For another, Fernandez has learned to temper his nervous energy.
“I think he’s emotional, that hasn’t changed,” Mattingly said. “But I think he’s been more calm before his starts.”
Mattingly cited an example involving Fernandez near the start of the season.
“The one game I remember, he hit for like an hour before the game,” Mattingly said. “He just said he was bored and he had to do something. And then it seemed like he was tired during the game. [Now], I think he’s stayed a little calmer before the games, saving his energy.”
Though he’s taken some of the steam off his fastball by design, Fernandez is still getting his high share of strikeouts. In his most recent start, Fernandez whiffed 14 New York Mets to equal a career high.
“Strikeouts are great,” Fernandez said. “They’re fun and everybody loves them. But I’m not looking for them. I’m not looking for strikeouts. I’m looking for quick outs. I’m growing.”
THIS AND THAT
▪ The Marlins selected high school outfielders with their first two picks Friday, the second day of the amateur draft, before turning their attention to college players.
With their third-round pick, the Marlins drafted Thomas Jones, the South Carolina Baseball Player of the Year. Jones, who committed to Vanderbilt, hit .420 with five homers.
The Marlins used their fourth-round pick on Sean Reynolds, a high school outfielder from California. After that, they went with slightly older players, using each of their final six picks on college standouts: two right-handed pitchers, a left-hander, two center fielders and a catcher.
▪ Giancarlo Stanton wasn’t impressed that he set a record for hardest-hit ball Thursday in Minnesota. For that matter, he questioned the reading: 123.9 mph on his double-play grounder.
“I would disagree,” Stanton said. “I’ve pulled balls harder than that.”
The exit velocity on Stanton’s grounder was measured by Statcast, which has been around since May of last season.

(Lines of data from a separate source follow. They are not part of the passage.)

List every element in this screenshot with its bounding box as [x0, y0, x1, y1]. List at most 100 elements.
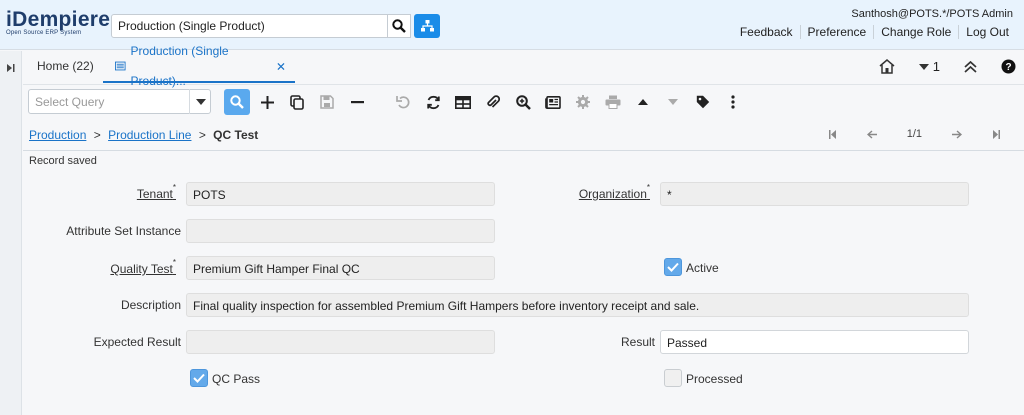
quality-test-label-text: Quality Test	[110, 262, 173, 276]
organization-field[interactable]: *	[660, 182, 969, 206]
quality-test-field[interactable]: Premium Gift Hamper Final QC	[186, 256, 495, 280]
previous-record-button[interactable]	[631, 90, 655, 114]
tab-production-single-product[interactable]: Production (Single Product)...	[103, 44, 295, 88]
description-field[interactable]: Final quality inspection for assembled P…	[186, 293, 969, 317]
zoom-in-icon	[515, 94, 531, 110]
caret-up-icon	[638, 99, 648, 105]
processed-label: Processed	[686, 372, 743, 386]
process-button[interactable]	[571, 90, 595, 114]
query-dropdown-button[interactable]	[189, 89, 211, 114]
caret-down-icon	[195, 98, 206, 105]
save-button[interactable]	[315, 90, 339, 114]
window-list-dropdown[interactable]: 1	[918, 59, 940, 74]
close-icon[interactable]	[277, 62, 285, 71]
printer-icon	[605, 95, 621, 109]
print-button[interactable]	[601, 90, 625, 114]
change-role-link[interactable]: Change Role	[873, 25, 958, 39]
window-count: 1	[932, 59, 940, 74]
save-icon	[320, 95, 334, 109]
logout-link[interactable]: Log Out	[958, 25, 1016, 39]
active-label: Active	[686, 261, 719, 275]
previous-arrow-icon[interactable]	[866, 129, 877, 139]
quality-test-label: Quality Test*	[110, 258, 176, 276]
grid-icon	[455, 95, 471, 109]
qc-pass-checkbox[interactable]	[190, 369, 208, 387]
divider	[23, 150, 1024, 151]
delete-button[interactable]	[345, 90, 369, 114]
undo-button[interactable]	[391, 90, 415, 114]
collapse-up-icon[interactable]	[964, 60, 977, 73]
caret-down-icon	[918, 63, 929, 70]
search-button[interactable]	[387, 14, 411, 38]
west-panel-collapsed	[0, 51, 22, 415]
checkmark-icon	[193, 373, 205, 383]
header-links: Feedback Preference Change Role Log Out	[733, 25, 1016, 39]
first-record-icon[interactable]	[828, 129, 837, 139]
global-search-input[interactable]: Production (Single Product)	[111, 14, 388, 38]
description-label: Description	[120, 298, 181, 312]
tab-actions: 1 ?	[879, 59, 1016, 74]
idempiere-logo[interactable]: iDempiere Open Source ERP System	[6, 9, 110, 39]
copy-icon	[290, 94, 304, 110]
user-role-label: Santhosh@POTS.*/POTS Admin	[851, 8, 1013, 20]
paperclip-icon	[487, 94, 500, 108]
record-position: 1/1	[906, 128, 922, 140]
toggle-grid-button[interactable]	[451, 90, 475, 114]
attribute-set-instance-field[interactable]	[186, 219, 495, 243]
processed-checkbox[interactable]	[664, 369, 682, 387]
breadcrumb-current: QC Test	[213, 128, 259, 142]
attachment-button[interactable]	[481, 90, 505, 114]
breadcrumb-separator: >	[198, 128, 206, 142]
breadcrumb-production[interactable]: Production	[29, 128, 86, 142]
tenant-field[interactable]: POTS	[186, 182, 495, 206]
menu-tree-button[interactable]	[414, 14, 440, 38]
breadcrumb: Production > Production Line > QC Test	[29, 128, 258, 142]
copy-record-button[interactable]	[285, 90, 309, 114]
zoom-across-button[interactable]	[511, 90, 535, 114]
breadcrumb-separator: >	[93, 128, 101, 142]
refresh-button[interactable]	[421, 90, 445, 114]
organization-label: Organization*	[578, 183, 650, 201]
next-record-button[interactable]	[661, 90, 685, 114]
result-label: Result	[620, 335, 655, 349]
search-query-button[interactable]	[224, 89, 250, 115]
svg-text:?: ?	[1005, 62, 1011, 73]
checkmark-icon	[667, 262, 679, 272]
more-options-button[interactable]	[721, 90, 745, 114]
breadcrumb-production-line[interactable]: Production Line	[108, 128, 191, 142]
tag-button[interactable]	[691, 90, 715, 114]
minus-icon	[350, 100, 364, 103]
new-record-button[interactable]	[255, 90, 279, 114]
select-query-input[interactable]: Select Query	[28, 89, 211, 114]
kebab-menu-icon	[731, 95, 735, 109]
tenant-label-text: Tenant	[136, 187, 173, 201]
expand-panel-icon[interactable]	[6, 63, 15, 73]
next-arrow-icon[interactable]	[952, 129, 962, 139]
toolbar: Select Query	[23, 86, 1024, 118]
search-icon	[230, 95, 244, 109]
organization-label-text: Organization	[578, 187, 647, 201]
plus-icon	[260, 95, 274, 109]
tag-icon	[696, 95, 710, 109]
window-icon	[115, 61, 126, 71]
help-icon[interactable]: ?	[1001, 59, 1016, 74]
undo-icon	[395, 96, 409, 109]
feedback-link[interactable]: Feedback	[733, 25, 800, 39]
home-icon[interactable]	[879, 59, 895, 74]
active-checkbox[interactable]	[664, 258, 682, 276]
newspaper-icon	[545, 95, 561, 109]
expected-result-field[interactable]	[186, 330, 495, 354]
last-record-icon[interactable]	[992, 129, 1000, 139]
sitemap-icon	[420, 20, 434, 32]
report-button[interactable]	[541, 90, 565, 114]
tenant-label: Tenant*	[136, 183, 176, 201]
tab-home[interactable]: Home (22)	[27, 51, 104, 83]
search-icon	[392, 19, 406, 33]
status-message: Record saved	[29, 155, 97, 167]
result-field[interactable]: Passed	[660, 330, 969, 354]
refresh-icon	[426, 95, 440, 109]
caret-down-icon	[668, 99, 678, 105]
preference-link[interactable]: Preference	[799, 25, 874, 39]
record-navigation: 1/1	[828, 128, 1000, 140]
attribute-set-instance-label: Attribute Set Instance	[66, 224, 181, 238]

Stanton’s rocket Thursday broke his own record of 120.3 mph, which he set with a single last season against the Dodgers.
Stanton has the five hardest-hit balls in the Statcast era.
▪ Saturday: Marlins RHP Fernandez (9-2, 2.29) at Arizona Diamondbacks (to be announced), 10:10 p.m., Chase Field.
▪ Sunday: Marlins LHP Adam Conley (3-3, 3.76) at Arizona Diamondbacks LHP Robbie Ray (2-5, 5.14), 4:10 p.m., Chase Field.